摘要目的关键词自动提取(AKE)是掌握文本要点的一项重要任务。在本文中,我们的目的是结合序列标记公式和预训练语言模型的优点,提出一种用于中国科学研究的关键短语自动提取模型。设计/方法论/方法我们将中文文本的AKE视为一个字符级序列标记任务,以避免中文标记器的分割错误,并使用谷歌于2018年发布的预训练语言模型BERT初始化我们的模型。我们从中国科学引文数据库中收集数据,构建了一个医学领域的大规模数据集,其中包括100000篇摘要作为训练集,6000篇摘要作为开发集,3094篇摘要作为测试集。我们使用无监督的关键短语提取方法,包括术语频率(TF)、TF-IDF、TextRank,以及有监督的机器学习方法,包括条件随机场(CRF)、双向长短期记忆网络(BiLSTM)和BiLSTM CRF作为基线。实验旨在比较监督机器学习模型和基于BERT的模型上的单词级和字符级序列标记方法。结果与F1得分为50.16%的最佳基线模型——特征水平BiLSTM-CRF相比,我们基于BERT的特征水平序列标记模型获得了59.80%的F1得分,获得了9.64%的绝对改善。
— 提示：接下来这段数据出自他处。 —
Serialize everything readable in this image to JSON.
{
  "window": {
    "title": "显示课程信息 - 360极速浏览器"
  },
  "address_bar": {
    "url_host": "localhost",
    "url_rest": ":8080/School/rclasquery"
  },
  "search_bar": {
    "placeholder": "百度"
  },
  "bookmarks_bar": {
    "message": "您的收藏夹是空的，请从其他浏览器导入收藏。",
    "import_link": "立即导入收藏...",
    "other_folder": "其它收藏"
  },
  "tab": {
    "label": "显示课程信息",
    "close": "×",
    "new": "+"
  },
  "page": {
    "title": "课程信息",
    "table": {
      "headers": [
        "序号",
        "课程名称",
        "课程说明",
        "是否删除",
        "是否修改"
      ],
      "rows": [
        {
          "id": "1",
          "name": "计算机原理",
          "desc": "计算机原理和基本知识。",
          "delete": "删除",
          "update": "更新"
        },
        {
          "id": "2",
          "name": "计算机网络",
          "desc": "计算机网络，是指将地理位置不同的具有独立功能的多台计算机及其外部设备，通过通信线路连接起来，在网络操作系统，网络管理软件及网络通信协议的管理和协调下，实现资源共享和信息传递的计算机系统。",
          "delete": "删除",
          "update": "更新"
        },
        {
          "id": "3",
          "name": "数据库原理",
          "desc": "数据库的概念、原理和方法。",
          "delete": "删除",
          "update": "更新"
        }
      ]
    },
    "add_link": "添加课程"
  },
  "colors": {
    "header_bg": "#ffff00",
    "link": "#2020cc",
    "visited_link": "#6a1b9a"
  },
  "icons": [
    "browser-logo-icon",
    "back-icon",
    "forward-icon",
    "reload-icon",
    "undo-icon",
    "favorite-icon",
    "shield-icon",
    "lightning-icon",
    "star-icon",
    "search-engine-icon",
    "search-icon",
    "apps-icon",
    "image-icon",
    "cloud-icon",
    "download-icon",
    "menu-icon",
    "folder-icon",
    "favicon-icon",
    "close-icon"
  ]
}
研究局限性我们只考虑自动关键短语提取任务,而不是关键短语生成任务,因此只有出现在给定文本中的关键短语才能被提取。此外,我们提出的数据集不适合处理嵌套的关键短语。实际意义为了研究界的利益,我们公开了我们的字符级IOB格式的从科学中医摘要中提取中文关键词的数据集(CAKE),该数据集可在:https://github.com/possible1402/Dataset-For-Chinese-Medical-Keyphrase-Extraction.独创性/价值通过设计比较实验,我们的研究表明,在预训练语言模型的大趋势下,字符级公式更适合中文关键词自动提取任务。我们提出的数据集为模型评估提供了一种统一的方法,可以在一定程度上促进中文关键词自动提取的发展。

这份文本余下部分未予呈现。